The thyroid hormone nuclear receptors and the Wnt/ß-catenin pathway: An intriguing liaison.

The thyroid hormones, T3 and T4, control several developmental and homeostatic processes. From a molecular point of view, most of their actions depend on the activity of the thyroid hormone nuclear receptors (TRs), which are T3-modulated transcription factors. Recent studies have not only highlighted that the physiological response induced by T3 within a cell depends on the expression of specific TRs, but also that the functions of TRs are coordinated by and integrated in other signalling pathways. This is particularly the case for the multilevel interactions between TRs and the Wnt signalling pathway. Interestingly both signals are involved in development and homeostasis, and their alterations are responsible for the development of pathologies, such as cancer.
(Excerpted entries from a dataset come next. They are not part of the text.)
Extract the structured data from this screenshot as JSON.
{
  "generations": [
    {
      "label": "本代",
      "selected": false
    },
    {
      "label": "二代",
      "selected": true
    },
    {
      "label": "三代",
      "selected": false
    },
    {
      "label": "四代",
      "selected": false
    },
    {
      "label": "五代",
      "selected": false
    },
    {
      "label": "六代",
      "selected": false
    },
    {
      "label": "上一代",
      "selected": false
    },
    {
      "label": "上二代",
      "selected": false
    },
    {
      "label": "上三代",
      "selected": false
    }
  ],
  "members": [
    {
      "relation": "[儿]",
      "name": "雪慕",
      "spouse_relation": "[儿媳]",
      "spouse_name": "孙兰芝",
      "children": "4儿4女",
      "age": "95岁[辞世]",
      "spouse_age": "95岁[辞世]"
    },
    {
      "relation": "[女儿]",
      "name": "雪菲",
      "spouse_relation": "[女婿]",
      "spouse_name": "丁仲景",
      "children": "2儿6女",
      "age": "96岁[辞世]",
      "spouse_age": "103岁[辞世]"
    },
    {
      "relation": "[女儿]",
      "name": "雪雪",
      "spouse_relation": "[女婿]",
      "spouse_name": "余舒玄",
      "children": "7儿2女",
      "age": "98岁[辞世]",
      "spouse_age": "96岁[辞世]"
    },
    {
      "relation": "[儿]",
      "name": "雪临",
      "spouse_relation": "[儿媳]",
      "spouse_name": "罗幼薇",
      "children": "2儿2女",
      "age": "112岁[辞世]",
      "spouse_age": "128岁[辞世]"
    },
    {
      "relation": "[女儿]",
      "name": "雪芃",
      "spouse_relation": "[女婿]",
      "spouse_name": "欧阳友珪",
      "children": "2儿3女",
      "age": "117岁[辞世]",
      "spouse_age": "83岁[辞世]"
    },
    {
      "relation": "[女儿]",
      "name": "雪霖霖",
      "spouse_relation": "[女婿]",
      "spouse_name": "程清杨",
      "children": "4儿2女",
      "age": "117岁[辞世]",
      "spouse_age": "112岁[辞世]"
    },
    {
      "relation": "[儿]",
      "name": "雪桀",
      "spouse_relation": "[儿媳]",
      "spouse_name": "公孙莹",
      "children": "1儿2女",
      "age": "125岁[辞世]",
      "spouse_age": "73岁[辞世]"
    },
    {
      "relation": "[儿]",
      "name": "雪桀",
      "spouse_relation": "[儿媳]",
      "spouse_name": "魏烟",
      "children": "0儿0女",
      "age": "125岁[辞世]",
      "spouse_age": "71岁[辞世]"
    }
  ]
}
Here, we present findings on the complex crosstalk between TRs and Wnt in several organisms and in different tissue contexts, and speculate on the biological relevance of modulating TR-Wnt functionality in therapeutic approaches aimed to target cancer cells or applications for regenerative medicine.
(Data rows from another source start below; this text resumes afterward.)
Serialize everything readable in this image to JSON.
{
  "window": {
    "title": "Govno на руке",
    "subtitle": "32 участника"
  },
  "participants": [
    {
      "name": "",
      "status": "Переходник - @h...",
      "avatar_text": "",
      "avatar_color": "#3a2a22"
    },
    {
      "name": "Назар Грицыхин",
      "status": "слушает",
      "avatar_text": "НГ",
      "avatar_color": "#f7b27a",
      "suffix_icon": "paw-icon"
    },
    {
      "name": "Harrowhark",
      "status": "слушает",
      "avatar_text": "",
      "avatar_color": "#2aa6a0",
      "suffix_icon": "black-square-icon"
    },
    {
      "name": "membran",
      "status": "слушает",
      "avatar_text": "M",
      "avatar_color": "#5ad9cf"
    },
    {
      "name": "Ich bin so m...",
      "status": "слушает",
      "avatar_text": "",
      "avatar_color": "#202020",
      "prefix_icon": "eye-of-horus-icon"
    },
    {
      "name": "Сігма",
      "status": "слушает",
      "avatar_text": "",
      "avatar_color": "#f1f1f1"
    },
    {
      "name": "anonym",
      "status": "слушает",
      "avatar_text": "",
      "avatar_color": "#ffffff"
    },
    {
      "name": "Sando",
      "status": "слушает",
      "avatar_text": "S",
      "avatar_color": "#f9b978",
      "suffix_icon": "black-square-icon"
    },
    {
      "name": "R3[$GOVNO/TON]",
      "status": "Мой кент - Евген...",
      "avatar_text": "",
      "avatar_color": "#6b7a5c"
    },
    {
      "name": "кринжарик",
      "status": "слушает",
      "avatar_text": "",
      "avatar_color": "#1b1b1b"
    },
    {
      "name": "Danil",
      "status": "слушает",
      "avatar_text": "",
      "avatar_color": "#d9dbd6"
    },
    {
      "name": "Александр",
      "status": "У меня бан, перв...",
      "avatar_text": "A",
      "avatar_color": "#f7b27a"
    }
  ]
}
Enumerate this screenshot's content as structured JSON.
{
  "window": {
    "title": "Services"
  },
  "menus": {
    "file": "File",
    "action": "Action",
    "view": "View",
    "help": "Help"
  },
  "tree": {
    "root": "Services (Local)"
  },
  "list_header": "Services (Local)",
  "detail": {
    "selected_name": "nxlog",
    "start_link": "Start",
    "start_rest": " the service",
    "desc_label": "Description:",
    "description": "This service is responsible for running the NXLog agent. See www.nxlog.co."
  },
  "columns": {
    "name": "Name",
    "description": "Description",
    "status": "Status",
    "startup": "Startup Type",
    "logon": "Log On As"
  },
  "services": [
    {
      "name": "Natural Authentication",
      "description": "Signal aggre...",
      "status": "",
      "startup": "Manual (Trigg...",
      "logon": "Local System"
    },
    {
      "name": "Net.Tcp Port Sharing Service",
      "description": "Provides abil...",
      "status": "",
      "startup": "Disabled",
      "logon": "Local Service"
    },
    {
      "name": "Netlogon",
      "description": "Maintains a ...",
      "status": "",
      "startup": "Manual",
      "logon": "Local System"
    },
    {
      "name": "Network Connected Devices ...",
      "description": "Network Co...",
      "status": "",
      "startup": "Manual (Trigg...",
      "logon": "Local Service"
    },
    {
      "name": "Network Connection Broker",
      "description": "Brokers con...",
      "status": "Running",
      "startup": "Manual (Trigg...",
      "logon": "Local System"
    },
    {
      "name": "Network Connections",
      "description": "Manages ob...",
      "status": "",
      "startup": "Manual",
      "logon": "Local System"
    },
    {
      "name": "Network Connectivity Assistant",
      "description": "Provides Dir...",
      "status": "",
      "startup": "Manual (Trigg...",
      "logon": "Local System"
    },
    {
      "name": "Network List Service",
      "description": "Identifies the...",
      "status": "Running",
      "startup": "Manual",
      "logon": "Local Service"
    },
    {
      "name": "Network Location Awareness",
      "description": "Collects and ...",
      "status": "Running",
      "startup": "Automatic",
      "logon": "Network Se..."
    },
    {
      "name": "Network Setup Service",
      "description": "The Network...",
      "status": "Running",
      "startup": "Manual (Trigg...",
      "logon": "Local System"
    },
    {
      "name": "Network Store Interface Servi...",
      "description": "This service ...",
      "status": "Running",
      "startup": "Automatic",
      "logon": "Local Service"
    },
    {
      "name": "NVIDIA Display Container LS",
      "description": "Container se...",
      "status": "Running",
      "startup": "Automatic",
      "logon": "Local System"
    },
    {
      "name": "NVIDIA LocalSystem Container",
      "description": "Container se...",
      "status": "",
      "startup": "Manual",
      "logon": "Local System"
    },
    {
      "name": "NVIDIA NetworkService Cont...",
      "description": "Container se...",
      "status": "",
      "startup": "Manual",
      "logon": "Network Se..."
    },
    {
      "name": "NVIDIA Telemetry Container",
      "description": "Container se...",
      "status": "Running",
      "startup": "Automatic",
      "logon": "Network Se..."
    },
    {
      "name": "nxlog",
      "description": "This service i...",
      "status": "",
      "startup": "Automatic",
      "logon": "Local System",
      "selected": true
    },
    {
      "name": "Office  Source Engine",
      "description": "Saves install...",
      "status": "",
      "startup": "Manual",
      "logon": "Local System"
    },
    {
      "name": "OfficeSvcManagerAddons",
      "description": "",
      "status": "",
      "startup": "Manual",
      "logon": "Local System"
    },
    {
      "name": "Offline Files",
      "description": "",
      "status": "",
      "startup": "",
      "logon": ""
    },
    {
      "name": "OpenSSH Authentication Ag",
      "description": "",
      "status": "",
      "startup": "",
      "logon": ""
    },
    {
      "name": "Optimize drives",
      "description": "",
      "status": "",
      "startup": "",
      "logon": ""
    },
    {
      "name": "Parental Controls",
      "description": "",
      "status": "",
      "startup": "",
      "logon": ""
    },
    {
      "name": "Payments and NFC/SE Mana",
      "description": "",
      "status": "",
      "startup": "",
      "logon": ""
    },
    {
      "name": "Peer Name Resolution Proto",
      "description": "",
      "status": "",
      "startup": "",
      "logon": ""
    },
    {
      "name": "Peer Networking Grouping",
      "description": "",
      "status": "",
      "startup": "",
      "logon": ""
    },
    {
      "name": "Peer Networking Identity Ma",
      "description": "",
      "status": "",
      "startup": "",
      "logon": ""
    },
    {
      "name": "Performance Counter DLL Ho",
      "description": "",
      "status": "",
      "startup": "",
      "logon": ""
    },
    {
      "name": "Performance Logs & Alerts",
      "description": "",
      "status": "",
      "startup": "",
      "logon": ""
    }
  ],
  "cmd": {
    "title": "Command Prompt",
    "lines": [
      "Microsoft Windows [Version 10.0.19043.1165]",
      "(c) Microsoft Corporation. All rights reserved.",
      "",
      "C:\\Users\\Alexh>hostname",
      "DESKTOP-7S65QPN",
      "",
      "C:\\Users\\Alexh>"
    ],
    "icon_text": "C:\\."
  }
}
Increased expression of the thyroid hormone nuclear receptor TRα1 characterizes intestinal tumors with high Wnt activity.

Our previous work demonstrated a key function of the thyroid hormone nuclear receptor TRα1, a T3-modulated transcription factor, in controlling intestinal development and homeostasis via the Wnt and Notch pathways. Importantly, increased expression of TRα1 in the intestinal epithelium in a mutated Apc genetic background (vil-TRα1/Apc+/1638N mice) accelerated tumorigenesis and contributed to a more aggressive tumor phenotype compared to that of the Apc mutants alone. Therefore, the aim of this study was to determine the relevance of this synergistic effect in human colorectal cancers and to gain insights into the mechanisms involved. We analyzed cohorts of patients by in silico and experimental approaches and observed increased TRα1 expression and a significant correlation between TRα1 levels and Wnt activity. TRα1 loss-of-function and gain-of-function in Caco2 cell lines not only confirmed that TRα1 levels control Wnt activity but also demonstrated the role of TRα1 in regulating cell proliferation and migration. Finally, upon investigation of the molecular mechanisms responsible for the Wnt-TRα1 association, we described the repression by TRα1 of several Wnt inhibitors, including Frzb, Sox17 and Wif1. In conclusion, our results underline an important functional interplay between the thyroid hormone nuclear receptor TRα1 and the canonical Wnt pathway in intestinal cancer initiation and progression. More importantly, we show for the first time that the expression of TRα1 is induced in human colorectal cancers.